The drug is also 50 times more potent than heroin—a scary fact when fentanyl is used by drug addicts and added to their heroin stash.

So, when you’re a drug user trying to find the ultimate high, street drugs laced with fentanyl are a perfect choice. You don’t have to choose between heroin or fentanyl; you get both. 

For drug pushers, this is the ideal way to get more users. But for those who have a limited budget and a doctor willing to prescribe their medication, Fentanyl is paid for by their insurance companies. Even without insurance, the cash discount for generic opioids is cheaper than street rates. 

The drug is stronger than heroin or morphine, and it costs less, making it a crowd favorite for users.

2. You Can Make Your Own

Desperate times call for desperate measures. An addict in search of a high will find ways to get it, and for some innovative people, they’ll make fentanyl in their home “labs.”

Drug traffickers import the necessary chemicals from overseas. Making the drug themselves increases the profit but also boosts the potential dangers of contamination. One kilogram of fentanyl is worth millions of dollars, so to a trafficker, it’s worth the risk.

3. You May Not Know You’re Hooked

Fentanyl overdoses are recorded through healthcare documentation from hospitals and rehab facilities. These numbers are on the rise, but they’re slightly skewed. 

Yes, the people they see have fentanyl in their system. The trouble is that they don’t know they do because they thought they were taking something else.

Cocaine and meth are easily cut with other contaminants, including fentanyl. A drug user who admits to using meth but has fentanyl in their system may not be aware of it.

To make the problem worse, people who are trying to medicate with Xanax or Oxycodone are given fentanyl-laced versions instead. Getting the medication through a pharmacy eliminates the problem, but buying the drug off the street means taking your chance that you’re getting more “relief” than you intended. And that can be a deadly risk. 

4. It’s All You Can Get Access To

The legal constraints on physicians are impacting people who were used to getting their opioids via a legitimate prescription. At one point, this number was over 238 million

As soon as the realities of the addictive properties of opioids were evident, the government stepped in to regulate the industry, charging certain pharmaceutical companies with serious allegations.

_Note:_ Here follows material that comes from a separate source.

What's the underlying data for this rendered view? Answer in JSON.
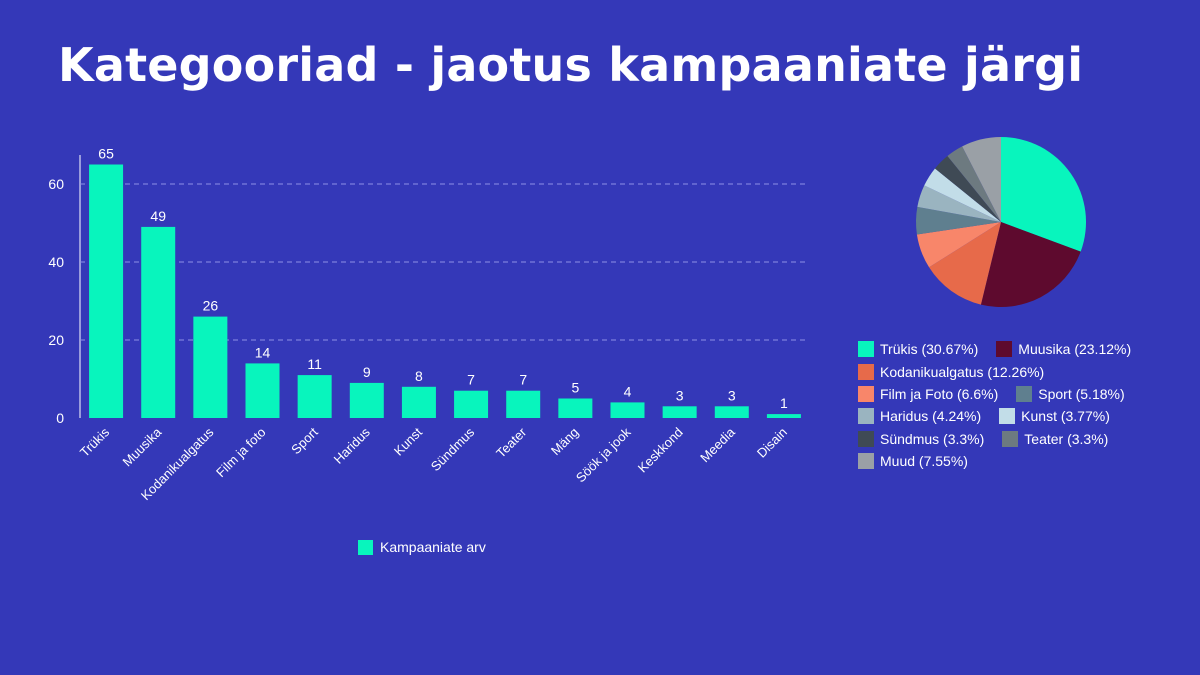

Now, doctors are reprimanded and fined for writing too many painkiller scripts. If they keep doing it, they can ultimately lose their medical licenses.

It’s understandable that they’d be cautious about writing prescriptions. But someone who was already hooked on their pain meds isn’t going to stop being addicted instantly.

What’s an addict to do when they can’t get their drugs legally? They turn to illicit street drugs like fentanyl. The fix for one problem created another.

Conclusion

Drugs have been a part of society for millennia, but abuse has skyrocketed as synthetic drugs like Fentanyl hit the scene. Traffickers make a hefty profit, and users get the next big high they were looking for.

The problem is that the risk of addiction is almost guaranteed, and the only way out is rehab and recovery or death. It doesn’t seem like a calculated risk worth taking, yet opioids continue their cycle as a deadly epidemic with the addition of fentanyl.